# Who here is a mechanic?



## fraggalrock (Apr 21, 2010)

Well my trusty old mechanic moved away  and its time for a tune-up and in the future more stuff im sure.I was waiting for someone to post on the yellow pages but no one has.So I need the regular japanese car tune up,Im a bit jaded about the industry because I worked in it, so I just want an honest shop and honest people no games and willing to travel as far as surrey for good service and price.

Sherry


----------



## silvciv888 (May 4, 2010)

what model of car? what tuning up is required? just fluids or more advanced?


----------



## waterlilly (Aug 22, 2010)

I can highly recommend a shop in South Vancouver, just accross the Oak Street Bridge. It's calles "Arbutus Service Centre". Their guys are excellent to deal with, especially Randy and Steve. I have been taking my cars there for a very long time.


----------



## fraggalrock (Apr 21, 2010)

silvciv888 said:


> what model of car? what tuning up is required? just fluids or more advanced?

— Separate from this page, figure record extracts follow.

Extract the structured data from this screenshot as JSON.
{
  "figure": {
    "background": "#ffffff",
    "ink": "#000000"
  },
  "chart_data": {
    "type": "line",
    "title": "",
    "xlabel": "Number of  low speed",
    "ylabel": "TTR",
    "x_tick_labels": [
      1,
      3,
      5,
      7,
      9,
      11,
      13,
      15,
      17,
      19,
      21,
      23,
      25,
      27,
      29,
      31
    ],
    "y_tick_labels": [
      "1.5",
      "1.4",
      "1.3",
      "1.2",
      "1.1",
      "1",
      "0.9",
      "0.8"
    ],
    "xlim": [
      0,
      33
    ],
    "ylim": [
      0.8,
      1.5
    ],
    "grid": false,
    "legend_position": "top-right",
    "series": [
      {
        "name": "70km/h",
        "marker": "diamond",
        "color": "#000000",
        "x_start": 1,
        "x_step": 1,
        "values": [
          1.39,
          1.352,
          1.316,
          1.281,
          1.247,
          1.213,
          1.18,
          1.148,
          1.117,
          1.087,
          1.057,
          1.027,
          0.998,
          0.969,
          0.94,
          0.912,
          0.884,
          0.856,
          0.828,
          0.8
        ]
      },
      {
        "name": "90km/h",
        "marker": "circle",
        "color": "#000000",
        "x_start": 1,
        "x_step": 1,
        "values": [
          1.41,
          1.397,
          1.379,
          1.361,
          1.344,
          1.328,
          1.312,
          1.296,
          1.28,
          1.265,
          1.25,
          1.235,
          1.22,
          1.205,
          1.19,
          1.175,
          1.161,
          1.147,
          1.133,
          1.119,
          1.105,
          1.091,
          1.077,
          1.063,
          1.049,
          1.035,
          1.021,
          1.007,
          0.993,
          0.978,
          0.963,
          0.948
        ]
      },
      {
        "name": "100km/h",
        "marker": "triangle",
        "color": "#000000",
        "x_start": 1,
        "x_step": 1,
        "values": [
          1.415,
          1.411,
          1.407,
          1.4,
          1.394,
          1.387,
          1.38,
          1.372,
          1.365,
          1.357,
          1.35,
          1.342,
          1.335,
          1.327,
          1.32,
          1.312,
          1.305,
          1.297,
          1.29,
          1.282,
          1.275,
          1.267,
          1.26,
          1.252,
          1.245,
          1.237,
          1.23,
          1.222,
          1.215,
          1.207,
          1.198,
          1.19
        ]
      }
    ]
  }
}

2004 Toyota Corrolla,4 door auto,130 km owned it since new.I need the plugs changed typical tune up,might need valves ajusted in future and transmission fluids changed as well.


----------



## MadgicBug (Apr 22, 2010)

There's a place called Modern Auto (Jack's the owner). He is really fair and we take our cars there. He will tell you like it is and does not upsell you or get you to replace things prematurely.

105-13931 Sparwood Place Richmond, BC V6V 1X2 - (604) 244-8355


----------



## fraggalrock (Apr 21, 2010)

Thanks guys! I booked my car into a shop on monday that I member recommended.I will let you know how it goes!


----------